国内においては、東京オリンピックの決定を受け、グローバルスタンダードの「アテンド術」と、日本特有の文化である「おもてなし」の良い点を融合させた新しいスタイルのアテンドが、今後ますます 求められるのではないかと感じています。

今回の研修では、おもに「アテンド術」の基本について学びましたが、アテンドと言えば、非言語だけでなく、当然、言語コミュニケーションの能力も不可欠です。
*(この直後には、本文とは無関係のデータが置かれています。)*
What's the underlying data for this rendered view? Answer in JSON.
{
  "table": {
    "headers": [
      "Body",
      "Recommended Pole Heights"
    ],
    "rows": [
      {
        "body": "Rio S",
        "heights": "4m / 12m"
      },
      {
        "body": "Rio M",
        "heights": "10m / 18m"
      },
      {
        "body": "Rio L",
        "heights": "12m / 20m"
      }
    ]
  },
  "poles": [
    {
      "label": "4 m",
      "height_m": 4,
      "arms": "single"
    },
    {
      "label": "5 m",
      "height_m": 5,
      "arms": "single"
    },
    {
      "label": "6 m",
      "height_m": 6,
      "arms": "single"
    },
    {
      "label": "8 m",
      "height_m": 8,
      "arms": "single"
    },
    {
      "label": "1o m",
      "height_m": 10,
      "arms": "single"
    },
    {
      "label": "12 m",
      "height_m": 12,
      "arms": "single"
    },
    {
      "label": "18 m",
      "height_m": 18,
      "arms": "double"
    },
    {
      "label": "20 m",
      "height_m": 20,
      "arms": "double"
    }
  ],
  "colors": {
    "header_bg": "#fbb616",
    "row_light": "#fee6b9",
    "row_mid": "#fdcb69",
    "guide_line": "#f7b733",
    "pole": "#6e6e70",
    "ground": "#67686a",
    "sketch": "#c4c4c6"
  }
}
ところが、最近、接客の現場やテレビ番組などでよく耳にする、気になる「アテンド用語」に、「お連れします」と「お呼びします」があります。

まず、「お連れします」というフレーズは、基本的には犬や猫に使うことはあっても、人間に使うと失礼にあたり、一般的には、A地点からB地点に人間を誘導する場合は「A地点からB地点に ご案内する」が望ましい表現です。

また、テレビ番組などで、「本日は、○○大学の□△教授をスタジオにお呼びしています」というフレーズをよく耳にしますが、「お呼びする」というフレーズは、相手を「呼び付ける」という意味になり、完全に相手を上から見下すことになりますので 失礼にあたります。

ですので、この場合は「お招き致しております」、または「お越しいただいております」などが適切です。

そして、これが アテンドの場合であれば、「お客さまを、A地点から こちらに呼んできます」という内容を伝えたい場合は、「お客様を、A地点から こちらにご案内致します」が、相手との位置関係に考慮した適切な表現です。

このように「アテンド業務」は、何よりも「お客様のために」という熱いホスピタリティマインドと共に、非言語コミュニケーションと言語コミュ二ケーションの能力を磨き続けることが重要です。